Ugnė Karvelis (13 June 1935 - 4 March 2002, in Paris, France) was a writer, a translator and a member of the UNESCO Executive Board from 1997 to 2002.

== Biography ==
Karvelis was born in Noreikiškės, Kaunas district on 13 June 1935, to Lithuanian politician Petras Karvelis (1925-1929 Foreign Minister of Lithuania) and Veronika Bakštytė, a cultural activist. Following the 1940 incorporation of Lithuanie into the Soviet Union, the Karvelis family emigrated to Germany in 1944.

In 1940, Karvelis enrolled in Sacre Coeur, a private school in Berlin. She continued her studies at Kaunas Aušra Gymnasium (1943-1944) and Tübingen French school (1945-1950). Karvelis studied at the Sorbonne (1951-1952) and then in the international relations department at Institut d’Etudes Politiques de Paris from 1952 to 1956. Karvelis furthered her studies overseas at Columbia University in New York in the history and economics departments from 1957 to 1958.

In 1955. Karvelis began working for Express magazine in the international relations department. From 1959 to 1983, she worked as a publisher and editor for Editions Gallimard, beginning as an international department manager, and later managing the Latin America, Spain, Portugal and Eastern Europe departments. Thanks to her, many renowned writers such as Julio Cortázar (her partner between 1967 and 1970), Pablo Neruda, and Octavio Paz were published in France. Karvelis also worked as a literary critic publishing in Le Figaro and Le Monde.

In 1988, Karvelis visited Lithuania and in 1991 helped Lithuania to join UNESCO. In 1993 she became Lithuania's permanent delegate to UNESCO.

In 1991, Karvelis directed two documentary movies about Lithuania.
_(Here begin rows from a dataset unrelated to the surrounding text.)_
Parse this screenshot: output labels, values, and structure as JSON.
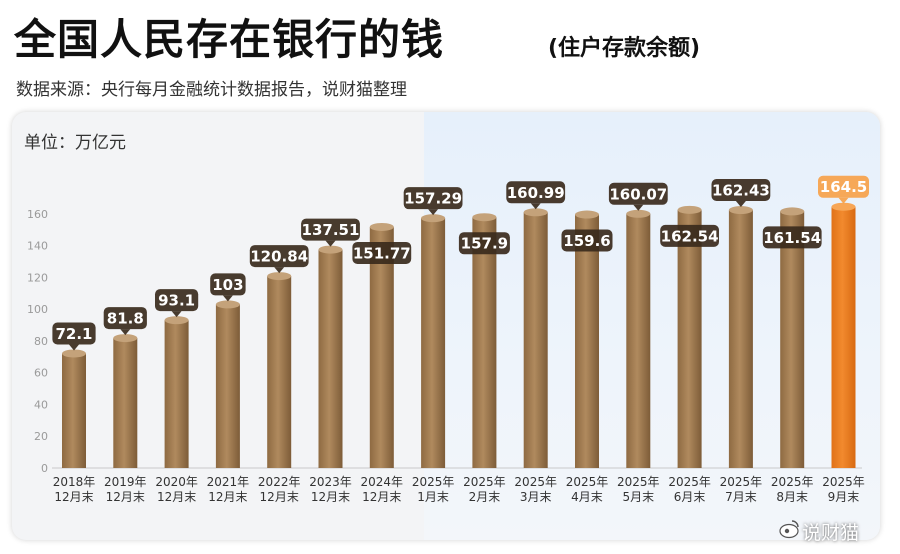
{
  "title": "全国人民存在银行的钱",
  "subtitle": "(住户存款余额)",
  "source": "数据来源：央行每月金融统计数据报告，说财猫整理",
  "unit_label": "单位：万亿元",
  "watermark": "说财猫",
  "colors": {
    "bar": "#b08a5e",
    "bar_highlight": "#f28a2e",
    "label_bg": "#3a2a1c",
    "label_bg_highlight": "#f6a24a",
    "panel_highlight": "#e6f0fb"
  },
  "chart_data": {
    "type": "bar",
    "title": "",
    "xlabel": "",
    "ylabel": "",
    "ylim": [
      0,
      170
    ],
    "yticks": [
      0,
      20,
      40,
      60,
      80,
      100,
      120,
      140,
      160
    ],
    "grid": false,
    "categories": [
      [
        "2018年",
        "12月末"
      ],
      [
        "2019年",
        "12月末"
      ],
      [
        "2020年",
        "12月末"
      ],
      [
        "2021年",
        "12月末"
      ],
      [
        "2022年",
        "12月末"
      ],
      [
        "2023年",
        "12月末"
      ],
      [
        "2024年",
        "12月末"
      ],
      [
        "2025年",
        "1月末"
      ],
      [
        "2025年",
        "2月末"
      ],
      [
        "2025年",
        "3月末"
      ],
      [
        "2025年",
        "4月末"
      ],
      [
        "2025年",
        "5月末"
      ],
      [
        "2025年",
        "6月末"
      ],
      [
        "2025年",
        "7月末"
      ],
      [
        "2025年",
        "8月末"
      ],
      [
        "2025年",
        "9月末"
      ]
    ],
    "values": [
      72.1,
      81.8,
      93.1,
      103,
      120.84,
      137.51,
      151.77,
      157.29,
      157.9,
      160.99,
      159.6,
      160.07,
      162.54,
      162.43,
      161.54,
      164.5
    ],
    "labels": [
      "72.1",
      "81.8",
      "93.1",
      "103",
      "120.84",
      "137.51",
      "151.77",
      "157.29",
      "157.9",
      "160.99",
      "159.6",
      "160.07",
      "162.54",
      "162.43",
      "161.54",
      "164.5"
    ],
    "label_position": [
      "top",
      "top",
      "top",
      "top",
      "top",
      "top",
      "mid",
      "top",
      "mid",
      "top",
      "mid",
      "top",
      "mid",
      "top",
      "mid",
      "top"
    ],
    "highlight_index": 15
  }
}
She translated many Lithuanian authors into French, most notably novels by Saulius Tomas Kondrotas (Gaze of the Viper Žalčio žvilgsnis)), Ričardas Gavelis, Bitė Vilimaitė, and Jurga Ivanauskaitė. She translated classic poems by Kristijonas Donelaitis, Maironis, Balys Sruoga, Salomėja Nėris, Vincas Mykolaitis-Putinas, and Jonas Aistis. Additionally she translated poems by modern authors: Marcelijus Martinaitis (Passerelle de nuages Debesų lieptais), Eduardas Mieželaitis, Justinas Marcinkevičius, Sigitas Geda, Antanas A. Jonynas, Gintaras Patackas, and Almis Grybauskas among others.

== Works of note ==
- Demain, il n'y aura plus de trains, 1991, novel (Traukinių daugiau nebus, 1997).